In my previous post, I mentioned taper pins with a threaded section on
the small end. My mistake. They do not exist. There are taper pins
with a threaded section on the big end so a nut can be used to pull
the pin. Sorry about that.
Dan
Thanks, Flash. Those tapered fasteners with the threaded small end are an
interesting case. Someone mentioned tie-rod ends, or some other suspension
part, that's tapered and held tight that same way. Once you put a screw on
the end you have something that's functionally a little different, but which
does have that property of generating a tight fit along the whole cone -- in
this case, with a preload that can be adjusted with the screw.

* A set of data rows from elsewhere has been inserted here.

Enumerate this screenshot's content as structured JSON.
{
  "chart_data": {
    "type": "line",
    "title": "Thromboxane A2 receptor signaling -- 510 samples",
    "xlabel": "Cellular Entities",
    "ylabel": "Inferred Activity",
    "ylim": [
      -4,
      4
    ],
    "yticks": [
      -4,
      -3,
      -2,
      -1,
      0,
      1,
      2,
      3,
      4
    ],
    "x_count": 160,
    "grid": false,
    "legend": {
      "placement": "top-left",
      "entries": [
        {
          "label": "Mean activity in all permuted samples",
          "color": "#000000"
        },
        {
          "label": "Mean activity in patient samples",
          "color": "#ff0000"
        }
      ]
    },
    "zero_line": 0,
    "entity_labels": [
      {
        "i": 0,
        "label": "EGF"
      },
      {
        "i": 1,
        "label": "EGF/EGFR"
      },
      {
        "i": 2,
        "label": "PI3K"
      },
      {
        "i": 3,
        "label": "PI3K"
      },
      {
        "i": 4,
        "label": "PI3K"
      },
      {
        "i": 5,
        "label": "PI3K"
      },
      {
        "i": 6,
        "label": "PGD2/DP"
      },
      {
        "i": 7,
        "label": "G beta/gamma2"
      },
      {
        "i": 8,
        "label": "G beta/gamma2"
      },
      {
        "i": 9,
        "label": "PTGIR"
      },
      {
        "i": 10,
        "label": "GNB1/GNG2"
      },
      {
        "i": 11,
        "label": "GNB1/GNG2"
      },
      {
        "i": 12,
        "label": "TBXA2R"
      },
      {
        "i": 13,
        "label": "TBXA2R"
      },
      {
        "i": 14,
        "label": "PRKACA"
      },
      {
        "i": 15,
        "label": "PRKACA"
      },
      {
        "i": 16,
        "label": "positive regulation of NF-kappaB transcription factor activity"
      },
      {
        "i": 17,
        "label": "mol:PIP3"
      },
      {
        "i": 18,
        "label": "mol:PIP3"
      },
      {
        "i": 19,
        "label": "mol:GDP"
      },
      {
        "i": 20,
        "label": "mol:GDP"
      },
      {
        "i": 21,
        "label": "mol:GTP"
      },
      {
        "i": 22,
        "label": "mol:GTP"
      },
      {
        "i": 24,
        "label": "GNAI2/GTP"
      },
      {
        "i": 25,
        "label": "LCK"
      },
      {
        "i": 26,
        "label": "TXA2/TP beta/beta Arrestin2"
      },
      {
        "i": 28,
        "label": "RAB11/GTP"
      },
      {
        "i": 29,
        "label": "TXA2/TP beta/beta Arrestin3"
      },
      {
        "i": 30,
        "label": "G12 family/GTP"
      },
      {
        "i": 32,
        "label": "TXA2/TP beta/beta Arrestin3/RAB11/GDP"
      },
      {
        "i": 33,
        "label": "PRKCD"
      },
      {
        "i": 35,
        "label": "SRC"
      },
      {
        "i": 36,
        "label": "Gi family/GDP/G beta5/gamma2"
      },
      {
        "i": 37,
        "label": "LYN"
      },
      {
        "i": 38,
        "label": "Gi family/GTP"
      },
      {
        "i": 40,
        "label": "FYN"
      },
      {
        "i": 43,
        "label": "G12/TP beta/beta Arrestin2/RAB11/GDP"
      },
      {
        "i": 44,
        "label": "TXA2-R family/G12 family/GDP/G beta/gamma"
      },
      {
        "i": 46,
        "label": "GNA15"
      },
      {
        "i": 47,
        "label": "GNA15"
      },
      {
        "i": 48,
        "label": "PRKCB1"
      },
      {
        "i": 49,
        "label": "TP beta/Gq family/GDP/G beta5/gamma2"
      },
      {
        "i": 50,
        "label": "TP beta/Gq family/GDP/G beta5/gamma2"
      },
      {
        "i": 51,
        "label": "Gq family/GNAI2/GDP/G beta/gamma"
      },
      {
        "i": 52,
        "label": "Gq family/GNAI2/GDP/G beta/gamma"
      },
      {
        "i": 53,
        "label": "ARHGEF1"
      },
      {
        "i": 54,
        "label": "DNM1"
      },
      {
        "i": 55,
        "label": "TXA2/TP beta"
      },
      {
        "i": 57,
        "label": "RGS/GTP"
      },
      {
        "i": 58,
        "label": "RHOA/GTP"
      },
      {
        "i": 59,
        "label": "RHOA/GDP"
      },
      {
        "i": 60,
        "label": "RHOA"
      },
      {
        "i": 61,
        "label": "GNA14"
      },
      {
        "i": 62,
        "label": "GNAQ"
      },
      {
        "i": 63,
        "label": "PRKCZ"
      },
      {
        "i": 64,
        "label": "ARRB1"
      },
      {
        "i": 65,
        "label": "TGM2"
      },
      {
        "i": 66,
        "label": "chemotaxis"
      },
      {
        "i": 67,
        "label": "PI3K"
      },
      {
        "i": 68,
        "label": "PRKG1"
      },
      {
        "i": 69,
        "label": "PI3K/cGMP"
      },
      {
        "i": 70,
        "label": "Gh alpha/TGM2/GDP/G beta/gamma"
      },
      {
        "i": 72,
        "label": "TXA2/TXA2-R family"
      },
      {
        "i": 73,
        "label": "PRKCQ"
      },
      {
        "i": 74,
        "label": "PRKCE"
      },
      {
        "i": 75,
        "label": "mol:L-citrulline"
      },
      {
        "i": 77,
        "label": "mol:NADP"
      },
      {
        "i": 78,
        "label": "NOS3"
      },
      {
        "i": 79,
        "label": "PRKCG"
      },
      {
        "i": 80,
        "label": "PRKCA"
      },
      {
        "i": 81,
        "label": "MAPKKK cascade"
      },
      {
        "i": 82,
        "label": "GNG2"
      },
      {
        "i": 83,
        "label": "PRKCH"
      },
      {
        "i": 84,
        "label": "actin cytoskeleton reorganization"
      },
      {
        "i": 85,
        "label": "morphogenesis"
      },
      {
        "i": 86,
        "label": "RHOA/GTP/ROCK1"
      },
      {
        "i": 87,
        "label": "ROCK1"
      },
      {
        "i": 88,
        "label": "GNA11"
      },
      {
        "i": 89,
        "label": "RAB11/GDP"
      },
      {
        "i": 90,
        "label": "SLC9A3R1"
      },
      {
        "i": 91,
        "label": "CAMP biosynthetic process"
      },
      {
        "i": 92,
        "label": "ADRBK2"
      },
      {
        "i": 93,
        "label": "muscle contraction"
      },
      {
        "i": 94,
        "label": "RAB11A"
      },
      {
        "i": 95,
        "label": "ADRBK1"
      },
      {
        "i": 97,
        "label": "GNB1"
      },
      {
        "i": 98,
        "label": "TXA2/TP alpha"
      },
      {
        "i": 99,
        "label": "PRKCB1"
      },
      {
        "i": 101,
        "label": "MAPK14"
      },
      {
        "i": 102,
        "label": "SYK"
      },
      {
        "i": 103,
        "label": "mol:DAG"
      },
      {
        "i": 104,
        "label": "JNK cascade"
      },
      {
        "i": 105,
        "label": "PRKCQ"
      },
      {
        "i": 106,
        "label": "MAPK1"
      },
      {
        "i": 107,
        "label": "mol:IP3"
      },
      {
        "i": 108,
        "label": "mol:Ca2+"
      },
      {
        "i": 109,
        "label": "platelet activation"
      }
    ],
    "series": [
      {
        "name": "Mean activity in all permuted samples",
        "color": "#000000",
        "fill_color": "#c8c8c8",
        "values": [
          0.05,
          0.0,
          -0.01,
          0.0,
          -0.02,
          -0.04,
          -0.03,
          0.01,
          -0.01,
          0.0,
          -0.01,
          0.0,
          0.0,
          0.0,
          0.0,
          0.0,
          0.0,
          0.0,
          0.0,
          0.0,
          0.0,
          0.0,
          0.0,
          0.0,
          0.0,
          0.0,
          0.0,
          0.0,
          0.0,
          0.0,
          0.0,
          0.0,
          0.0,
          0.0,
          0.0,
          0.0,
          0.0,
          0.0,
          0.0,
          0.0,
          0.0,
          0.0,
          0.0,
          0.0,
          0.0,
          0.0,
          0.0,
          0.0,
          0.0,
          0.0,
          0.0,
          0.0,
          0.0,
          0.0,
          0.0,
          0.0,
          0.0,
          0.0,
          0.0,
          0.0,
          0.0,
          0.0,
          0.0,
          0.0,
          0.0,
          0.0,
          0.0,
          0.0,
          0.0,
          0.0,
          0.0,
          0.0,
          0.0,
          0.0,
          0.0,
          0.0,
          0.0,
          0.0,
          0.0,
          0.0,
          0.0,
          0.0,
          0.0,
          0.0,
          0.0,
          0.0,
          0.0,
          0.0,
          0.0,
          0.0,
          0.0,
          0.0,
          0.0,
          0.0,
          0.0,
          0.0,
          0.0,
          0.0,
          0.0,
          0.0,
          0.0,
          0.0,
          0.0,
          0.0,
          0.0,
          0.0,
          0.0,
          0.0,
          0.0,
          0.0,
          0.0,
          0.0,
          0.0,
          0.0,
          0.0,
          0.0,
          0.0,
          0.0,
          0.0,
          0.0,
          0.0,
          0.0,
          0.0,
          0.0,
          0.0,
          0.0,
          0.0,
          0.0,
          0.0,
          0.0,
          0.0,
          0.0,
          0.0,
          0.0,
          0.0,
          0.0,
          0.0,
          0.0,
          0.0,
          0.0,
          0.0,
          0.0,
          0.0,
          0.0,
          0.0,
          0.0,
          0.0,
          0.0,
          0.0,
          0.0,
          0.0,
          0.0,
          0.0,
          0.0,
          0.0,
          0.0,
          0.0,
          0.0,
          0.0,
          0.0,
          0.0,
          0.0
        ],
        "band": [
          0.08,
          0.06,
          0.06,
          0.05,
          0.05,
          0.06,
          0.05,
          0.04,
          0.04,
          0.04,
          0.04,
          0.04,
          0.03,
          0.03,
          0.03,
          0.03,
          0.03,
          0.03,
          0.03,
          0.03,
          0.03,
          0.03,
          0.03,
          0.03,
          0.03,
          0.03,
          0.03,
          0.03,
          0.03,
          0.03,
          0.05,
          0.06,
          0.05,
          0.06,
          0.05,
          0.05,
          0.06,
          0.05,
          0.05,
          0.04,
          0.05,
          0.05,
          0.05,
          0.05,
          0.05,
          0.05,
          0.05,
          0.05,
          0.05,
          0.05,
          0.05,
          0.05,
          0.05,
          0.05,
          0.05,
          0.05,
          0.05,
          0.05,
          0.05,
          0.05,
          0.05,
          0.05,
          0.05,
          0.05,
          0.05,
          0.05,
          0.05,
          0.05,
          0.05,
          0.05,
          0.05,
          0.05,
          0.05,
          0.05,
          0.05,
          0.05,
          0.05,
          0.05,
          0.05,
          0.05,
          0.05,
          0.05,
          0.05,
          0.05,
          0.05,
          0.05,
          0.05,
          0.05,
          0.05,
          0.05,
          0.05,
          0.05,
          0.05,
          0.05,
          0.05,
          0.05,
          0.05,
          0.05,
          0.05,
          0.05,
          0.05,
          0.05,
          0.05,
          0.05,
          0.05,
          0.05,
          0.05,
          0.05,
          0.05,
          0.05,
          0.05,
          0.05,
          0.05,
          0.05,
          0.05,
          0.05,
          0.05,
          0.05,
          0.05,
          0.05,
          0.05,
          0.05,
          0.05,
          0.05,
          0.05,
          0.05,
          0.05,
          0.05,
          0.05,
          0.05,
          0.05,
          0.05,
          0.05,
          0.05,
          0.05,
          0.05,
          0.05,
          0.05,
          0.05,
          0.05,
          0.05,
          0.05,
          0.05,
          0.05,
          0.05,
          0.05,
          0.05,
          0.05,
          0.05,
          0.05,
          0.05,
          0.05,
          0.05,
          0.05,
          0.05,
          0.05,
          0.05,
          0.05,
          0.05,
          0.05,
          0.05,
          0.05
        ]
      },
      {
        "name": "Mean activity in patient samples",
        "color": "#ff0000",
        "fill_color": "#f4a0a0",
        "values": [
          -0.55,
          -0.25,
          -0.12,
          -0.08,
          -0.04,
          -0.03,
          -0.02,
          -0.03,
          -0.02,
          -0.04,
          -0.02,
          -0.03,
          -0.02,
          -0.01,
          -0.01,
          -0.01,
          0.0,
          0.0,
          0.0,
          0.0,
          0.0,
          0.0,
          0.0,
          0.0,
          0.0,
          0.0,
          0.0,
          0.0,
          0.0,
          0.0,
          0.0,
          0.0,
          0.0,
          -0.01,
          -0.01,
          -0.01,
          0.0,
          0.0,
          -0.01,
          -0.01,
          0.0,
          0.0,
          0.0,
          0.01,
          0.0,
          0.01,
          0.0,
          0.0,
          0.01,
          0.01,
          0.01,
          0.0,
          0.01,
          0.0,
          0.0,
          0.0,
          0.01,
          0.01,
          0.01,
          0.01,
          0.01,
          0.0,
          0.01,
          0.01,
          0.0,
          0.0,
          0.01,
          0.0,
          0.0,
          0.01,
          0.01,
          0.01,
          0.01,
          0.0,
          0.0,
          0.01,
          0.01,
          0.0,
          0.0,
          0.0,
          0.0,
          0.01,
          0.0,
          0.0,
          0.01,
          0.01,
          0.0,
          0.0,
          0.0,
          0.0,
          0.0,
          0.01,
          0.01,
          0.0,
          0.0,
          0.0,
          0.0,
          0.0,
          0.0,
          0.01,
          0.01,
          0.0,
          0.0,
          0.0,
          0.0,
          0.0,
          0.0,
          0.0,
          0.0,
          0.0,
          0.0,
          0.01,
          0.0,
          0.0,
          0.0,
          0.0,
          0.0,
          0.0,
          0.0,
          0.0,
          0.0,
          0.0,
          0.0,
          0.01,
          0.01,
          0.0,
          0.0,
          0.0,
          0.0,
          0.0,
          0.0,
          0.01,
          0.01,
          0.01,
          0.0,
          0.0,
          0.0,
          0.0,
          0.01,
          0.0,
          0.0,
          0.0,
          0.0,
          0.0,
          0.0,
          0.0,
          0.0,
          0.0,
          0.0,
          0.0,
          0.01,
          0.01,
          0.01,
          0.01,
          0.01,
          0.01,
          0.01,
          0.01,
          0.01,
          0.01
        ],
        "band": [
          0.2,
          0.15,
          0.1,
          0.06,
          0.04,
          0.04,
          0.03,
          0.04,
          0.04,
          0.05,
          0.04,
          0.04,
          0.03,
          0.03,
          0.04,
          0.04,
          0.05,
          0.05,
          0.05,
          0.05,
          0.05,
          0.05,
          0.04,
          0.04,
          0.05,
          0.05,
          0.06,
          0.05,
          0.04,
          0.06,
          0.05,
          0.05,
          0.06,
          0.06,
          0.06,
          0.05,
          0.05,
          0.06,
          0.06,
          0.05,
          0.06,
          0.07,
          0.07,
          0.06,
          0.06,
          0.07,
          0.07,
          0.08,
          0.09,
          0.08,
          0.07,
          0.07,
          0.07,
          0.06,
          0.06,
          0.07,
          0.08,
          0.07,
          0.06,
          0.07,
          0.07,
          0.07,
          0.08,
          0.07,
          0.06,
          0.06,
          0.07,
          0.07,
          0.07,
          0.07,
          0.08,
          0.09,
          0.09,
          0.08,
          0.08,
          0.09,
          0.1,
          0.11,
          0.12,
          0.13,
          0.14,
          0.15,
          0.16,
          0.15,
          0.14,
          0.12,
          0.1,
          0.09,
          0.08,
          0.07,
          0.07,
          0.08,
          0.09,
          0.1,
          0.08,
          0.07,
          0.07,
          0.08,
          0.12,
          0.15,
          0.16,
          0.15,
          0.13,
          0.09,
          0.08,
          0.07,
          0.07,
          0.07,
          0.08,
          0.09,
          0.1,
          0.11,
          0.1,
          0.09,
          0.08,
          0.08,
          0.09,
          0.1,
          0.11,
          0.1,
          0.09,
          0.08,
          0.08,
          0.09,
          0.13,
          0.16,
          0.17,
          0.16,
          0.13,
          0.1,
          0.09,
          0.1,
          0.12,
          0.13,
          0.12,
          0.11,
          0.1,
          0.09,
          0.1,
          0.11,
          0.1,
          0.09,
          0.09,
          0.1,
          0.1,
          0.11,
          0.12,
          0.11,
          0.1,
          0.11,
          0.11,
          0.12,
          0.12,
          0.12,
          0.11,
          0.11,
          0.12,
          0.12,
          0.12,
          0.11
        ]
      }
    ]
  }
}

The refinement of tapered locating pins came along a little over a century
ago, when the art and science of precision toolmaking and gage making went
through a rapid period of development. It happens that I had to study that
work and that period to help write the 100th Anniversary Issue of _American
Machinist_, back in 1977, and since then it's been one of the most
interesting parts of the machine trades to me. There were a lot of brilliant
people who perfected the art, and then turned the whole thing into a
combination of art and science. There are few people I can talk to about
things like diamond pins, toolmaker's buttons, and toolmaker's faceplate
work. They don't believe that people could work to tenths, or even better,
in 1900. Or, they think I'm nuts to care about it. d8-)
--
Ed Huntress
I love to see that kind of finesse in the mechanical details. I've never
worked on a Rolls-Royce, but I've been told by people who have that they
used to be -- maybe still are -- things of mechanical beauty like that.
Finesse is a great thing. Unfortunately, it's not cost-effective. <g>
--
Ed Huntress
> Ed Huntress
You were sort of right the first time! <g> I wouldn't call them "pins," but
there are tapered fasteners that are threaded on the small end. I have one
in my fastener junk box. I don't know what it was used for; I inherited the
junk box.
I don't think they were used the way we think of tapered pins, but that
concept has been used in various mechanical fasteners, where you need both
the tight fit of a taper and a preload to hold the thing in place, or to
hold parts together.
--
Ed Huntress
All those counters in the mechanical cash registers and bank proof machines
were put together with taper pins. As well as a lot of the shift plates.
In years of working for NCR I only saw a couple pins come loose. Most
likely because someone did not set them forcefully enough. They keep parts
precisely aligned.
Also engine flywheels and propellors.
I've seen the propellor shaft for a nuclear sub on the lathe at the
Portsmouth naval shipyard. The prop end is a keyed taper and threads
just like the crank on my old B&S lawnmower engine, naturally MUCH
larger. However the thread pitch is about the same.
jsw
Thanks - nice explanation. (Your writing background coming to the
benefit of RCM'ers once again <G>.)
The background for my question as this: I had made slip rolls and
fastened the handle to the roll with a taper pin. My reasoning was that
I could get a better fit than _I_ could with a straight pin & avoid
wallowing out from a loose fit. But a split/spring/roll pin would have
been so much easier. Not nearly as good, I see now.